Still, when you have to work this hard to come up with contenders, that proves Larson’s claim to the title. He’s absolutely right in the thick of the discussion.
3. Ty Gibbs Almost Had His Reputation Repaired
Ty Gibbs finished the All-Star Race as the highest finisher among the Joe Gibbs Racing Toyotas. That should be the takeaway regarding his performance at North Wilkesboro.
Instead, the discussion has mostly been around his run-in with Michael McDowell during the All-Star Open.
McDowell is too nice a guy to just go off on Gibbs on live TV, but when he said “Ty just plowed into me,” that’s suboptimal.
There’s no question that as he rose through the NASCAR ranks, the book on Gibbs was that he was undeniably talented but also prone to being impatient and overly aggressive — tendencies exacerbated by being unapologetic after the fact.
His rookie Cup Series campaign has been mostly free of similar kinds of dust-ups, and with Ross Chastain drawing all of the ire over on-track incidents, Gibbs has been able to stay under the radar. Maybe he figured it was the Open so no points were at stake and just figured “What the hell?” But when you tick off McDowell of all people, it’s worth filing this away in case it’s not just a one-off lapse.
4. Will People Pay to Watch Xfinity?
Insert your joke here about how many of us already do.
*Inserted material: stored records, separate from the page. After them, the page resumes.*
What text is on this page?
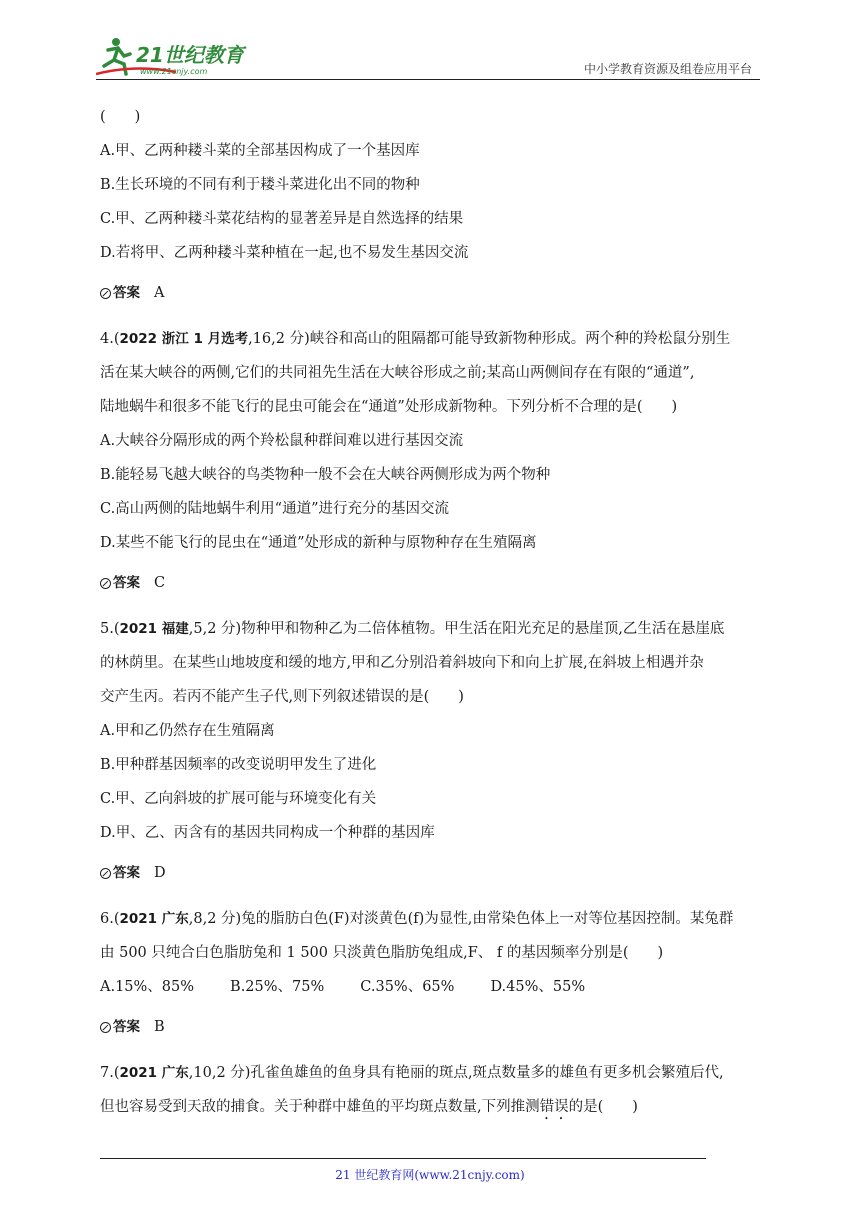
21世纪教育
www.21cnjy.com	中小学教育资源及组卷应用平台
(　　)
A.甲、乙两种耧斗菜的全部基因构成了一个基因库
B.生长环境的不同有利于耧斗菜进化出不同的物种
C.甲、乙两种耧斗菜花结构的显著差异是自然选择的结果
D.若将甲、乙两种耧斗菜种植在一起,也不易发生基因交流
答案 A
4.(2022 浙江 1 月选考,16,2 分)峡谷和高山的阻隔都可能导致新物种形成。两个种的羚松鼠分别生
活在某大峡谷的两侧,它们的共同祖先生活在大峡谷形成之前;某高山两侧间存在有限的“通道”,
陆地蜗牛和很多不能飞行的昆虫可能会在“通道”处形成新物种。下列分析不合理的是(　　)
A.大峡谷分隔形成的两个羚松鼠种群间难以进行基因交流
B.能轻易飞越大峡谷的鸟类物种一般不会在大峡谷两侧形成为两个物种
C.高山两侧的陆地蜗牛利用“通道”进行充分的基因交流
D.某些不能飞行的昆虫在“通道”处形成的新种与原物种存在生殖隔离
答案 C
5.(2021 福建,5,2 分)物种甲和物种乙为二倍体植物。甲生活在阳光充足的悬崖顶,乙生活在悬崖底
的林荫里。在某些山地坡度和缓的地方,甲和乙分别沿着斜坡向下和向上扩展,在斜坡上相遇并杂
交产生丙。若丙不能产生子代,则下列叙述错误的是(　　)
A.甲和乙仍然存在生殖隔离
B.甲种群基因频率的改变说明甲发生了进化
C.甲、乙向斜坡的扩展可能与环境变化有关
D.甲、乙、丙含有的基因共同构成一个种群的基因库
答案 D
6.(2021 广东,8,2 分)兔的脂肪白色(F)对淡黄色(f)为显性,由常染色体上一对等位基因控制。某兔群
由 500 只纯合白色脂肪兔和 1 500 只淡黄色脂肪兔组成,F、 f 的基因频率分别是(　　)
A.15%、85% B.25%、75% C.35%、65% D.45%、55%
答案 B
7.(2021 广东,10,2 分)孔雀鱼雄鱼的鱼身具有艳丽的斑点,斑点数量多的雄鱼有更多机会繁殖后代,
但也容易受到天敌的捕食。关于种群中雄鱼的平均斑点数量,下列推测错误的是(　　)
21 世纪教育网(www.21cnjy.com)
In this case, we’re talking about the NASCAR Xfinity Series, which Sports Business Journal says NASCAR is shopping to potential partners with an eye toward making it a streaming-only series. The Journal says at least two companies are interested, one of them being Amazon.
From the perspectives of both the sport and streaming companies, this appears to be a no-brainer. NASCAR’s previous broadcast rights deal was signed before streaming surged in popularity, so having someone willing to pay for the Xfinity Series instead of simply lumping it in with the Cup Series on TV is like found money.
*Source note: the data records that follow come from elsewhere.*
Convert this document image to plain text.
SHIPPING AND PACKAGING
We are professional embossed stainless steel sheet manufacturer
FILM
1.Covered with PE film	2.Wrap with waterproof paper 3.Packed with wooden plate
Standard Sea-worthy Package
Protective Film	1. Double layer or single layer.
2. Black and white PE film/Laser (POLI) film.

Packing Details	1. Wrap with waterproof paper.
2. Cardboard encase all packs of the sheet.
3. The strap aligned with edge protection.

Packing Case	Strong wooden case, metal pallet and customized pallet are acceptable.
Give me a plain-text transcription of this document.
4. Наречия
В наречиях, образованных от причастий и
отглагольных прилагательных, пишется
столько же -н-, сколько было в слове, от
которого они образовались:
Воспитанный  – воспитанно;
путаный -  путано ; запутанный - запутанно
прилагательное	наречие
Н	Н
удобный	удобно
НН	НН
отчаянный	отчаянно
Similarly, it’s not hard to see why Amazon or other streamers that don’t currently have much if any live sports would want to give it a shot. The article notes that it’s possible a midsummer package of Cup Series races could be part of the deal as well.
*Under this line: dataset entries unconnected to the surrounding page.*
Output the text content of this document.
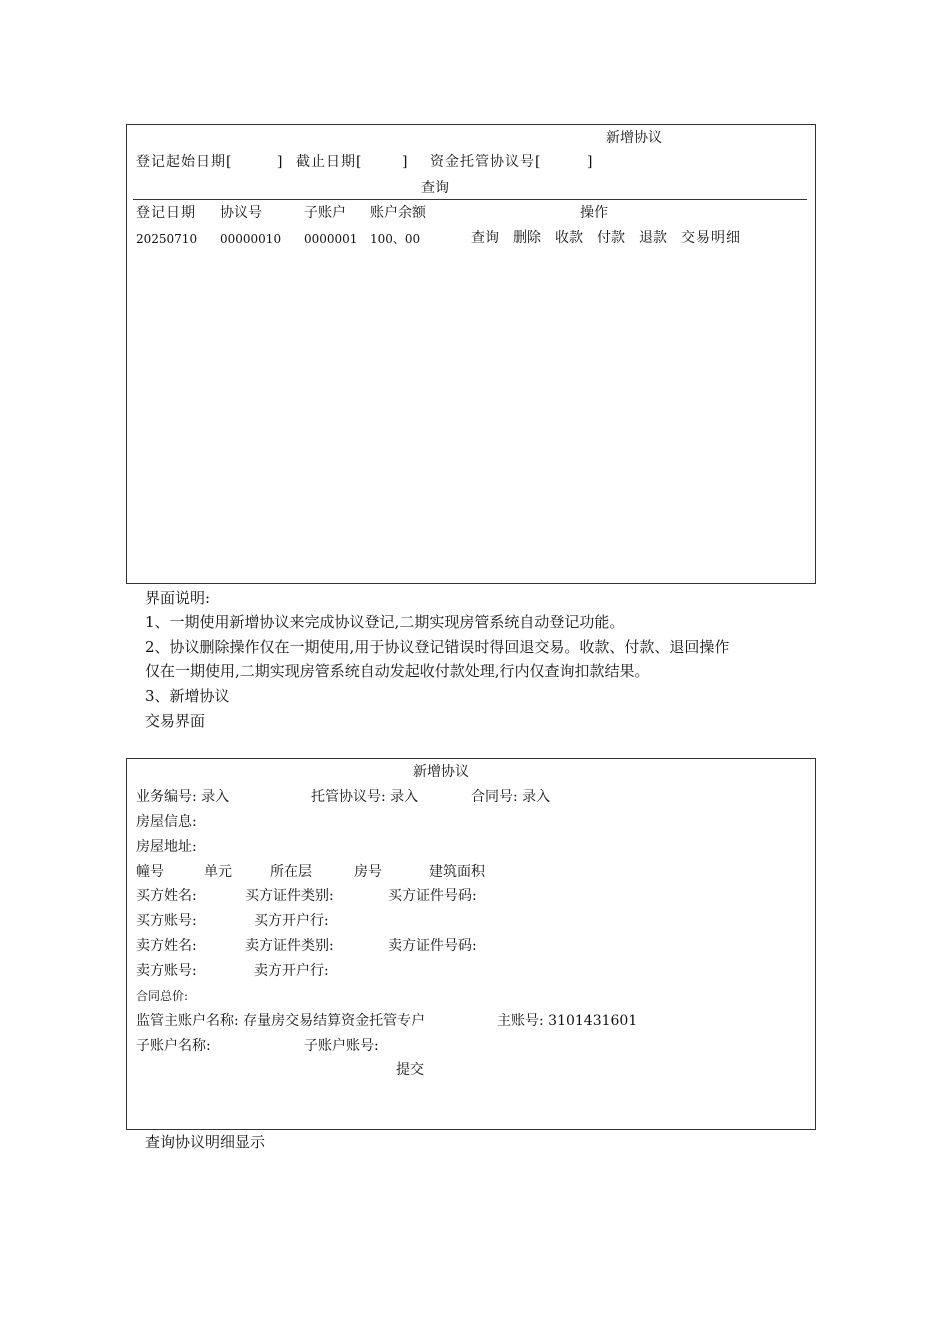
新增协议
登记起始日期[	] 截止日期[	] 资金托管协议号[	]
查询
登记日期 协议号	子账户 账户余额	操作
20250710 00000010 0000001 100、00	查询 删除 收款 付款 退款 交易明细
界面说明:
1、一期使用新增协议来完成协议登记,二期实现房管系统自动登记功能。
2、协议删除操作仅在一期使用,用于协议登记错误时得回退交易。收款、付款、退回操作
仅在一期使用,二期实现房管系统自动发起收付款处理,行内仅查询扣款结果。
3、新增协议
交易界面
新增协议
业务编号: 录入	托管协议号: 录入	合同号: 录入
房屋信息:
房屋地址:
幢号	单元	所在层	房号	建筑面积
买方姓名:	买方证件类别:	买方证件号码:
买方账号:	买方开户行:
卖方姓名:	卖方证件类别:	卖方证件号码:
卖方账号:	卖方开户行:
合同总价:
监管主账户名称: 存量房交易结算资金托管专户	主账号: 3101431601
子账户名称:	子账户账号:
提交
查询协议明细显示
The questions are all on the fans’ side. Having to pay extra got something you are accustomed to getting for no additional charge is always a pain point, and is anyone going to subscribe to Amazon just to see Xfinity Series races? That feels like a stretch.
Still, this isn’t even a discussion about the future of sports programming because it’s already very much here. It’ll be interesting to see how this plays out and the reaction to it from all sides: NASCAR stakeholders, streaming partners and fans.
5. Ford is Going to Win More Races This Year, Right?
Just a quick reminder that as we sail off into the second half of the Cup Series season, Ford drivers have combined to win exactly one points race: when Joey Logano claimed the checkered flag at Atlanta Motor Speedway.
It’s not exactly a cause for panic, as if the playoffs began today, there would be six blue ovals in the field of 16, more than any other manufacturer. It’s just that the number could easily slip if other drivers grab a few wins and Ford doesn’t, and it’s just sad to go 1-for-13.
The next few months are either going to compound the misery or prove it was only a matter of time, but this is a number one would think Ford would desperately like to see a change in a hurry.